Red Orchestra: Ostfront 41-45 Review


The game Red Orchestra began as a WWII mod to Unreal Tournament 2004. It gained popularity quickly after winning NVIDIA’s “$1,000,000 Make Something Unreal” contest. Red Orchestra: Ostfront 41-45 (RO) is a standalone follow-up that is available in the store, or via Steam download. It is, without a doubt, one of the most realistic First Person Shooters available. The movement of the character, firing of weapons, and use of vehicles are so realistic RO easily surpasses the other WWII competitors like Battlefield 1942 and Battlefield 2. The problem is that this realism has its price in the gameplay. The pace of the game is slowed down and the intensity that often surrounds FPS games practically disappears. However, these negative aspects do not outweigh the overall superb gameplay and exciting graphics. RO is truly a fun game to play, but you will need to get used to the realism if you are really going to enjoy the experience.

One of the most distinguishable features of RO that demonstrates the game’s commitment to realism is the rifle firing. In your typical FPS it’s one click for one shot. In RO it’s a whole different ballgame with double-click rifle firing. The first click will fire the round, and a second click will reset the bolt on the rifle. This feature alone is more realistic than the average the FPS, but RO actually takes the realism a step further and removes the crosshair. Aiming with the rifle or machinegun requires you to look down the sight, without the aid of a crosshair. Not only that, but you must ‘bring up’ the rifle to even look down the sights. The rest of the time you are literally, shooting from the hip (unless you are in the prone position, of course). The only weapons available with crosshairs are sniper rifles and artillery. All of a sudden, playing as a rifleman becomes a whole lot more complex, and this is where the problems start. The double-click rifle firing seems to get a bit tedious after a few hours and becomes an almost automatic reflex instead of a unique aspect of the game. The removal of the crosshair, on the other hand, is a welcome challenge for any intermediate or experienced FPS player. So although RO went the extra mile to be as realistic as possible, the double-click seems to be more of an annoyance than anything else.
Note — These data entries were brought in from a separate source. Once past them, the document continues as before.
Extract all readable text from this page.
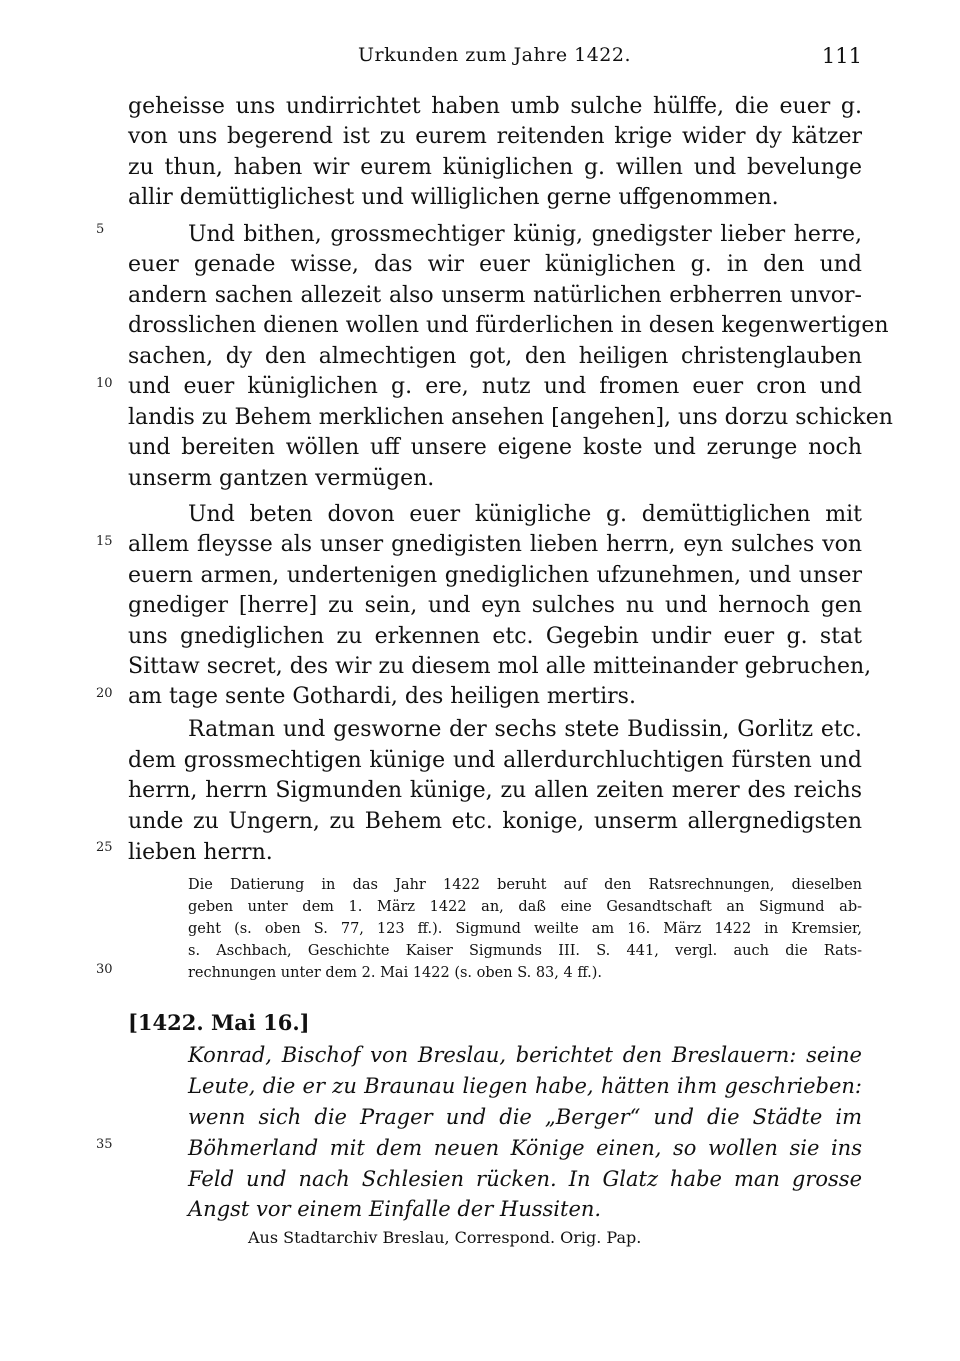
Urkunden zum Jahre 1422.	111
5
10
15
20
25
30
35
geheisse uns undirrichtet haben umb sulche hülffe, die euer g.
von uns begerend ist zu eurem reitenden krige wider dy kätzer
zu thun, haben wir eurem küniglichen g. willen und bevelunge
allir demüttiglichest und williglichen gerne uffgenommen.
Und bithen, grossmechtiger künig, gnedigster lieber herre,
euer genade wisse, das wir euer küniglichen g. in den und
andern sachen allezeit also unserm natürlichen erbherren unvor-
drosslichen dienen wollen und fürderlichen in desen kegenwertigen
sachen, dy den almechtigen got, den heiligen christenglauben
und euer küniglichen g. ere, nutz und fromen euer cron und
landis zu Behem merklichen ansehen [angehen], uns dorzu schicken
und bereiten wöllen uff unsere eigene koste und zerunge noch
unserm gantzen vermügen.
Und beten dovon euer künigliche g. demüttiglichen mit
allem fleysse als unser gnedigisten lieben herrn, eyn sulches von
euern armen, undertenigen gnediglichen ufzunehmen, und unser
gnediger [herre] zu sein, und eyn sulches nu und hernoch gen
uns gnediglichen zu erkennen etc. Gegebin undir euer g. stat
Sittaw secret, des wir zu diesem mol alle mitteinander gebruchen,
am tage sente Gothardi, des heiligen mertirs.
Ratman und gesworne der sechs stete Budissin, Gorlitz etc.
dem grossmechtigen künige und allerdurchluchtigen fürsten und
herrn, herrn Sigmunden künige, zu allen zeiten merer des reichs
unde zu Ungern, zu Behem etc. konige, unserm allergnedigsten
lieben herrn.
Die Datierung in das Jahr 1422 beruht auf den Ratsrechnungen, dieselben
geben unter dem 1. März 1422 an, daß eine Gesandtschaft an Sigmund ab-
geht (s. oben S. 77, 123 ff.). Sigmund weilte am 16. März 1422 in Kremsier,
s. Aschbach, Geschichte Kaiser Sigmunds III. S. 441, vergl. auch die Rats-
rechnungen unter dem 2. Mai 1422 (s. oben S. 83, 4 ff.).
[1422. Mai 16.]
Konrad, Bischof von Breslau, berichtet den Breslauern: seine
Leute, die er zu Braunau liegen habe, hätten ihm geschrieben:
wenn sich die Prager und die „Berger“ und die Städte im
Böhmerland mit dem neuen Könige einen, so wollen sie ins
Feld und nach Schlesien rücken. In Glatz habe man grosse
Angst vor einem Einfalle der Hussiten.
Aus Stadtarchiv Breslau, Correspond. Orig. Pap.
Furthermore, it’s easy to see how the intensity of the gameplay is affected when you think about double-clicking through a clip and then reloading. All of a sudden running around every corner and dashing into every building becomes a likely suicide.

Selecting your class of character pretty much follows in line with every FPS out there. Choose your side, and choose a class. One annoying aspect, that reminds you of Team Fortress, is that the number of players per class is limited by the map. Unfortunately this means you might not be able to hop into a server on the fly and choose your favorite class, which can be a little frustrating at times. To make matters worse, you may find that you’re stuck with a class of character that can’t man a vehicle. This is perhaps much more frustrating than the class limitation. Again, the push for realism, in limiting the ability of classes to use vehicles, results in frustration and a general reduction of intensity in the gameplay. Rather than spawn and immediately have all players jump into vehicles, and race off to the front lines, you wind up with a gaggle of men running around wondering who’s going to be able to drive. Perhaps the only way to combat this type of frustration in RO is to embrace the realism and begin to play a little slower. Take your time to choose a character, and at the spawn, watch and maybe even follow your teammates for awhile. You will find that embracing the realism for RO, by changing your strategy and gameplay, will alleviate the frustration. It still may not fix the fact that some CS-style excitement is missing, but it should help you to keep from getting killed every 2 seconds.